Pese a la normalidad del proceso, muchos propietarios se preguntan si entregar las escrituras implica algún riesgo. Los expertos concuerdan en que los riesgos son mínimos siempre que se entreguen únicamente copias, nunca documentos originales. La copia permite a la inmobiliaria hacer las verificaciones correspondientes sin exponer al propietario a posibles fraudes documentales.
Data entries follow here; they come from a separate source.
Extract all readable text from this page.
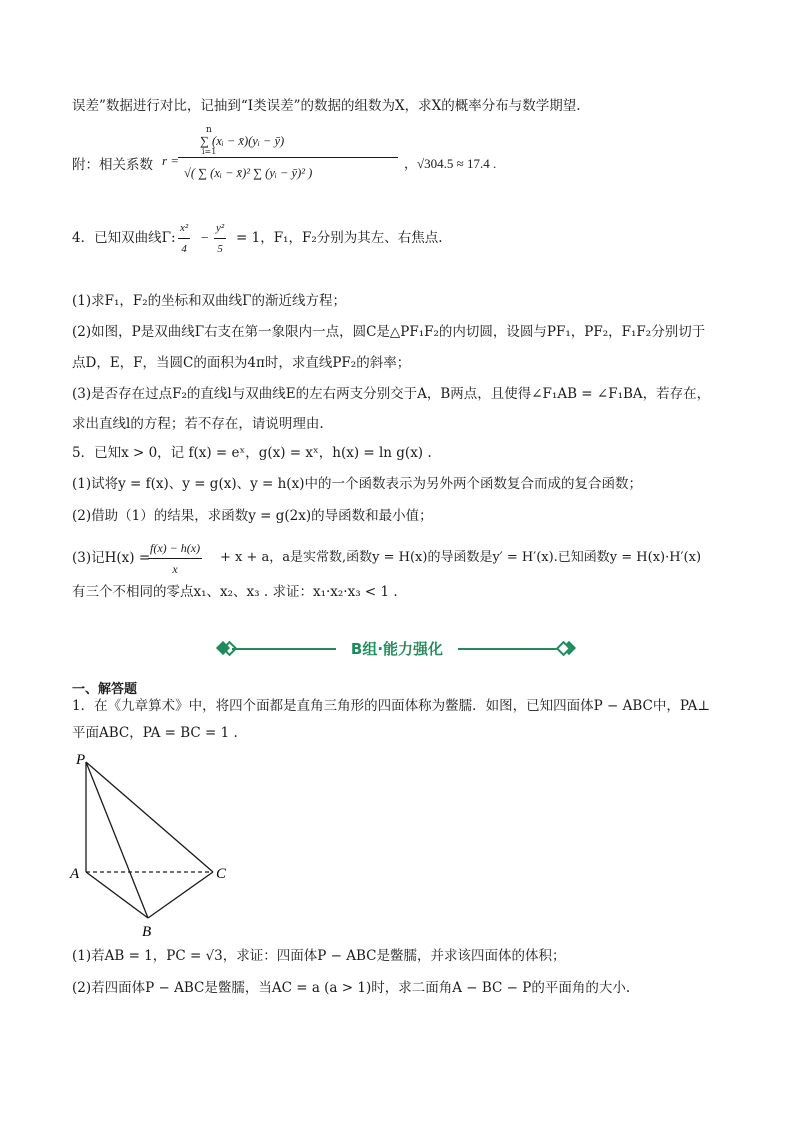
误差”数据进行对比，记抽到“I类误差”的数据的组数为X，求X的概率分布与数学期望.
附：相关系数 r =
n
∑ (xᵢ − x̄)(yᵢ − ȳ)
i=1
√( ∑ (xᵢ − x̄)² ∑ (yᵢ − ȳ)² ) ，√304.5 ≈ 17.4 .
4．已知双曲线Γ: $\frac{\text{x²}}{4} - \frac{\text{y²}}{5} = 1$，F₁，F₂分别为其左、右焦点.
(1)求F₁，F₂的坐标和双曲线Γ的渐近线方程；
(2)如图，P是双曲线Γ右支在第一象限内一点，圆C是△PF₁F₂的内切圆，设圆与PF₁，PF₂，F₁F₂分别切于
点D，E，F，当圆C的面积为4π时，求直线PF₂的斜率；
(3)是否存在过点F₂的直线l与双曲线E的左右两支分别交于A，B两点，且使得∠F₁AB = ∠F₁BA，若存在，
求出直线l的方程；若不存在，请说明理由.
5．已知x > 0，记 f(x) = eˣ，g(x) = xˣ，h(x) = ln g(x) .
(1)试将y = f(x)、y = g(x)、y = h(x)中的一个函数表示为另外两个函数复合而成的复合函数；
(2)借助（1）的结果，求函数y = g(2x)的导函数和最小值；
(3)记H(x) =
$\frac{f(x) - h(x)}{x} + x + a$，a是实常数,函数y = H(x)的导函数是y′ = H′(x).已知函数y = H(x)·H′(x)
有三个不相同的零点x₁、x₂、x₃ . 求证：x₁·x₂·x₃ < 1 .
B组·能力强化
一、解答题
1．在《九章算术》中，将四个面都是直角三角形的四面体称为鳖臑．如图，已知四面体P − ABC中，PA⊥
平面ABC，PA = BC = 1 .
P
A
B
C
(1)若AB = 1，PC = √3，求证：四面体P − ABC是鳖臑，并求该四面体的体积；
(2)若四面体P − ABC是鳖臑，当AC = a (a > 1)时，求二面角A − BC − P的平面角的大小.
Para mayor seguridad, se recomienda a los dueños incluir una anotación visible en cada copia, indicando que se entrega exclusivamente para el trámite del arriendo. Esta sencilla medida reduce aún más la posibilidad de que el documento sea utilizado para fines distintos a los autorizados. Asimismo, es importante entregar solamente la información mínima requerida y evitar anexar documentos innecesarios que contengan datos sensibles.
Otro aspecto fundamental es asegurarse de que la inmobiliaria esté debidamente registrada y cuente con reconocimiento en el mercado. Consultar su matrícula en la Cámara de Comercio, revisar referencias y verificar la existencia de una sede física ayuda a descartar intermediarios informales que podrían manejar de manera inapropiada la información del inmueble.
En conclusión, entregar la copia de las escrituras a una inmobiliaria es un paso normal y seguro dentro del proceso de arrendamiento, siempre que se haga con prudencia. Mantener control sobre la documentación, verificar la seriedad de la empresa y entregar únicamente copias son claves para proteger el patrimonio sin frenar los trámites necesarios para alquilar una propiedad.